For a company thought to be such a powerful blue chip, these are ugly numbers.

Next to Exxon, Apple’s numbers look just incredible.

Off of a $582 billion enterprise value (just 50 percent larger than Exxon) Apple has generated $173.3 billion in cash flow after capital spending over the past three years.  That is 30 percent of the company’s enterprise value over those three years (Exxon generated six percent).

AAPL (In Billions) 2016 2015 2014 Total
Cash Inflow From Operations $65.8 $81.2 $59.7 $206.7
Cash Outflow For Capital Spending ($12.7) ($11.2) ($9.5) ($33.4)
Cash After Capex $53.1 $70.0 $50.2 $173.3
Cash Outflow For Dividends ($12.1) ($11.5) ($11.1) ($34.7)
Net Cash Outflow $41.0 $58.5 $39.1 $138.6
Share Repurchases ($30.0) ($35.0) ($45.0) ($110.0)

 

Source: SEC.gov

Last year Apple generated $53.1 billion of cash flow after capital spending (about 10 times what Exxon generated).  Where Exxon’s enterprise value to free cash flow after capex is 62.2 times Apple is valued at 10.9 times.

On a post capex free cash flow yield that would be 1.6 percent versus 9.1 percent for Apple.

Not even close.

I don’t see why Apple’s capital spending should be viewed any differently than Exxon’s in terms of the ability of that spending to generate growth so I’ve treated them both the same.

Over the past 3 years Apple has generated $173.3 billion in cash flow after capital spending.  Against that $34.7 billion has been paid out as dividends making Apple’s dividend extremely sustainable with huge room for growth if desired.

Of the $138 billion Apple has left over after dividends the company is able to buy back massive amounts of shares while still strengthening its already fantastic balance sheet.

Apple’s shareholder distributions are more than sustainable.  Exxon’s shareholder distributions are not unless commodity prices change significantly.

When I set out to put these numbers on paper I had a rough idea of what to expect.  Just how bad Exxon looks next to Apple shocked me.

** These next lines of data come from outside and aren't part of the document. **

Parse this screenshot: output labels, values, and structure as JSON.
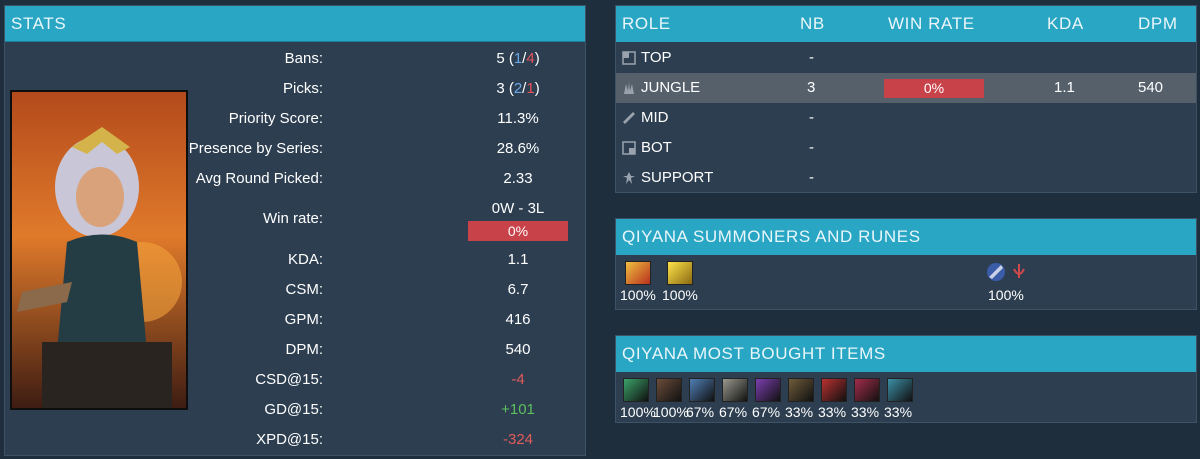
{
  "stats": {
    "header": "STATS",
    "rows": [
      {
        "label": "Bans:",
        "value": "5",
        "blue": "1",
        "red": "4"
      },
      {
        "label": "Picks:",
        "value": "3",
        "blue": "2",
        "red": "1"
      },
      {
        "label": "Priority Score:",
        "value": "11.3%"
      },
      {
        "label": "Presence by Series:",
        "value": "28.6%"
      },
      {
        "label": "Avg Round Picked:",
        "value": "2.33"
      },
      {
        "label": "Win rate:",
        "value": "0W - 3L",
        "bar": "0%"
      },
      {
        "label": "KDA:",
        "value": "1.1"
      },
      {
        "label": "CSM:",
        "value": "6.7"
      },
      {
        "label": "GPM:",
        "value": "416"
      },
      {
        "label": "DPM:",
        "value": "540"
      },
      {
        "label": "CSD@15:",
        "value": "-4"
      },
      {
        "label": "GD@15:",
        "value": "+101"
      },
      {
        "label": "XPD@15:",
        "value": "-324"
      }
    ]
  },
  "roles": {
    "headers": {
      "role": "ROLE",
      "nb": "NB",
      "winrate": "WIN RATE",
      "kda": "KDA",
      "dpm": "DPM"
    },
    "rows": [
      {
        "icon": "top-lane-icon",
        "role": "TOP",
        "nb": "-",
        "winrate": "",
        "kda": "",
        "dpm": ""
      },
      {
        "icon": "jungle-icon",
        "role": "JUNGLE",
        "nb": "3",
        "winrate": "0%",
        "kda": "1.1",
        "dpm": "540"
      },
      {
        "icon": "mid-lane-icon",
        "role": "MID",
        "nb": "-",
        "winrate": "",
        "kda": "",
        "dpm": ""
      },
      {
        "icon": "bot-lane-icon",
        "role": "BOT",
        "nb": "-",
        "winrate": "",
        "kda": "",
        "dpm": ""
      },
      {
        "icon": "support-icon",
        "role": "SUPPORT",
        "nb": "-",
        "winrate": "",
        "kda": "",
        "dpm": ""
      }
    ]
  },
  "summoners": {
    "header": "QIYANA SUMMONERS AND RUNES",
    "spells": [
      {
        "icon": "smite-spell-icon",
        "pct": "100%"
      },
      {
        "icon": "flash-spell-icon",
        "pct": "100%"
      }
    ],
    "runes": {
      "icon": "rune-tree-icon",
      "pct": "100%"
    }
  },
  "items": {
    "header": "QIYANA MOST BOUGHT ITEMS",
    "list": [
      {
        "icon": "item-1-icon",
        "pct": "100%",
        "color": "#3aa36a"
      },
      {
        "icon": "item-2-icon",
        "pct": "100%",
        "color": "#6b4d3a"
      },
      {
        "icon": "item-3-icon",
        "pct": "67%",
        "color": "#4f7fb5"
      },
      {
        "icon": "item-4-icon",
        "pct": "67%",
        "color": "#9a9a8e"
      },
      {
        "icon": "item-5-icon",
        "pct": "67%",
        "color": "#7b3fb0"
      },
      {
        "icon": "item-6-icon",
        "pct": "33%",
        "color": "#6e5b3a"
      },
      {
        "icon": "item-7-icon",
        "pct": "33%",
        "color": "#b8312f"
      },
      {
        "icon": "item-8-icon",
        "pct": "33%",
        "color": "#a32c4b"
      },
      {
        "icon": "item-9-icon",
        "pct": "33%",
        "color": "#3c8fa6"
      }
    ]
  }
}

How Exxon has an enterprise value that is two-thirds of Apple’s is beyond me.   The valuation difference should be much larger in my opinion.

  • Apple’s balance sheet is far superior
  • Apple has generated eight times the cash flow after capital spending over the past three years (and just a 50 percent larger valuation)
  • Apple’s dividend could be doubled or tripled with no problem while Exxon’s dividend is unsustainable at current commodity prices

If you gave me $10,000 and told me I had to invest it in one of these companies there wouldn’t be a second of hesitation as to which would be the correct choice.

I wouldn’t even accept the argument that Apple has a bigger threat of future technological obsolescence because I believe that the transition away from fossil fuels could happen much faster than many people think.

This one is a slam dunk case for Apple.